Ein ganz Großer ist heute nacht von uns gegangen, eine scharfe, treffsichere Zunge. Hildebrandt war Mitbegründer der Münchner Lach- und Schießgesellschaft, seine „Notizen aus der Provinz“ hat mein Vater immer mit großem Interesse und Amüsement verfolgt, wenngleich er sich über Hildebrandts halbe Sätze und sein „Gestottere“ aufregte – klar, als Politiker muss man vor der Kamera flüssig reden können, das hat ihm immer in den Ohren wehgetan. Doch das war Hildebrandts meisterhafter Stil, das Bonmot wortlos rüberzubringen und gleichzeitig zwei völlig verschiedene Themen miteinander zu verbinden und zu ironisieren. In den 80ern war ich dann alt genug, um ein Fan von „Scheibenwischer“ zu werden, und auch wenn er manchmal übers Ziel hinausschoss, so konnte man ihm keinesfalls mangelnden Scharfsinn vorwerfen. Überdies ist es die Aufgabe des Kabarettisten, übers Ziel hinauszuschießen, um aufzurütteln, und wenn es keine Vorlage gäbe … tja. Da passiert es in unserer bayerischen monotheistischen Oligarchie dann schon mal, dass der „Scheibenwischer“ mittendrin abgeschaltet wurde und nur noch Dunkelheit aus dem Schirm regnete.
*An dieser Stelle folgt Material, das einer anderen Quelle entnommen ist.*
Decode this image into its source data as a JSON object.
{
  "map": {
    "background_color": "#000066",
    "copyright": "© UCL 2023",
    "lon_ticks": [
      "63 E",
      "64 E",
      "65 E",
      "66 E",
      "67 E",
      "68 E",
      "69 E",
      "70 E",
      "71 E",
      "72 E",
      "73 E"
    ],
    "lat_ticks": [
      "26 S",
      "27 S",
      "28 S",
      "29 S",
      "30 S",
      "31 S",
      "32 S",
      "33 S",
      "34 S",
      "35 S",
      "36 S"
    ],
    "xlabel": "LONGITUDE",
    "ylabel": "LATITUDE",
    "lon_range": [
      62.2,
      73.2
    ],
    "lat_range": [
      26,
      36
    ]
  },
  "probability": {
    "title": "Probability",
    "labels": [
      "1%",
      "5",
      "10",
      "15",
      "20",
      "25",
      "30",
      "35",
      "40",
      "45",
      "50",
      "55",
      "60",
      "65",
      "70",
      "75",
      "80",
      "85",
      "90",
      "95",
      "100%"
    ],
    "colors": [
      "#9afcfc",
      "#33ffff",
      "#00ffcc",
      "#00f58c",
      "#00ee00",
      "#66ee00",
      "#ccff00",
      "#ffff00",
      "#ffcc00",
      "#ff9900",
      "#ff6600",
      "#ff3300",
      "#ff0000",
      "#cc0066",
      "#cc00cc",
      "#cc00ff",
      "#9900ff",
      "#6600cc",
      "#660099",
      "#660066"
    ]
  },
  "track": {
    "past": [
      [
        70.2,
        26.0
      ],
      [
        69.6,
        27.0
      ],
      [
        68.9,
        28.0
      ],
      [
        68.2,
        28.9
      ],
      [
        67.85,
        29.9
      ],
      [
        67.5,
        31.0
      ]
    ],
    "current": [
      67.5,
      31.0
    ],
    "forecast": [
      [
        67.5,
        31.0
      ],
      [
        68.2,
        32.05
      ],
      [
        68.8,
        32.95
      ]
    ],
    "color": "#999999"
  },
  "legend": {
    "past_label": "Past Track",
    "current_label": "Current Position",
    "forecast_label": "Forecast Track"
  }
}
Wen interessiert schon das Grundgesetz, pah, in der übergeordneten bayerischen Verfassung steht nix über „eine Zensur findet nicht statt“ und dergleichen intellektueller Blödsinn, der völlig überflüssig ist im Bauernstaat.
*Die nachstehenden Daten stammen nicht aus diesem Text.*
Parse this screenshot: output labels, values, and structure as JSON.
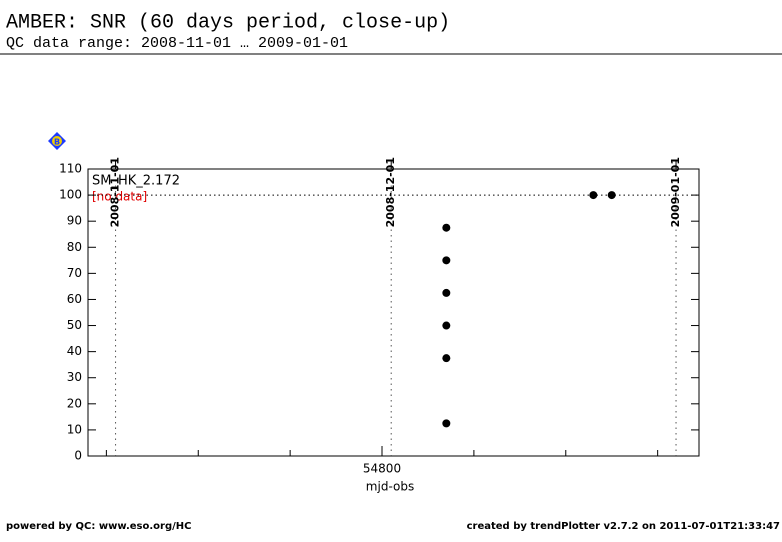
{
  "chart_data": {
    "type": "scatter",
    "title": "AMBER: SNR (60 days period, close-up)",
    "subtitle": "QC data range: 2008-11-01 … 2009-01-01",
    "xlabel": "mjd-obs",
    "x": [
      54807,
      54807,
      54807,
      54807,
      54807,
      54807,
      54823,
      54825
    ],
    "values": [
      87.5,
      75,
      62.5,
      50,
      37.5,
      12.5,
      100,
      100
    ],
    "color": "#000000",
    "xlim": [
      54768,
      54834.5
    ],
    "ylim": [
      0,
      110
    ],
    "yticks": [
      0,
      10,
      20,
      30,
      40,
      50,
      60,
      70,
      80,
      90,
      100,
      110
    ],
    "xticks": [
      54800
    ],
    "xminorticks": [
      54770,
      54780,
      54790,
      54800,
      54810,
      54820,
      54830
    ],
    "reference_line": 100,
    "date_lines": [
      {
        "value": 54771,
        "label": "2008-11-01"
      },
      {
        "value": 54801,
        "label": "2008-12-01"
      },
      {
        "value": 54832,
        "label": "2009-01-01"
      }
    ],
    "icon_label": "B",
    "annotations": [
      "SM_HK_2.172",
      "[no data]"
    ],
    "footer_left": "powered by QC: www.eso.org/HC",
    "footer_right": "created by trendPlotter v2.7.2 on 2011-07-01T21:33:47"
  }
}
Erst dieses Jahr, es ist noch gar nicht lange her, gratulierte ich Hildebrandt zum Erich-Kästner-Preis auf Facebook (ich hatte zufällig im TV die Nachricht darüber mitbekommen) und äußerte meine tiefste Bewunderung für seinen scharfen Verstand und seinen Humor, ungebrochen mit 86 Jahren, und seine vielen Auftritte, die er geplant hatte. So, habe ich mir fest vorgenommen, will ich auch sein.
Erst diese Woche wurde sein Krebsleiden bekannt – und nun ist Dieter Hildebrandt vergangene Nacht gestorben. Er hat ganz entscheidend das Kabarett in Deutschland geprägt und wird den Nachfolgern sicherlich immer ein Vorbild und für uns immer unvergessen bleiben. Gute Reise!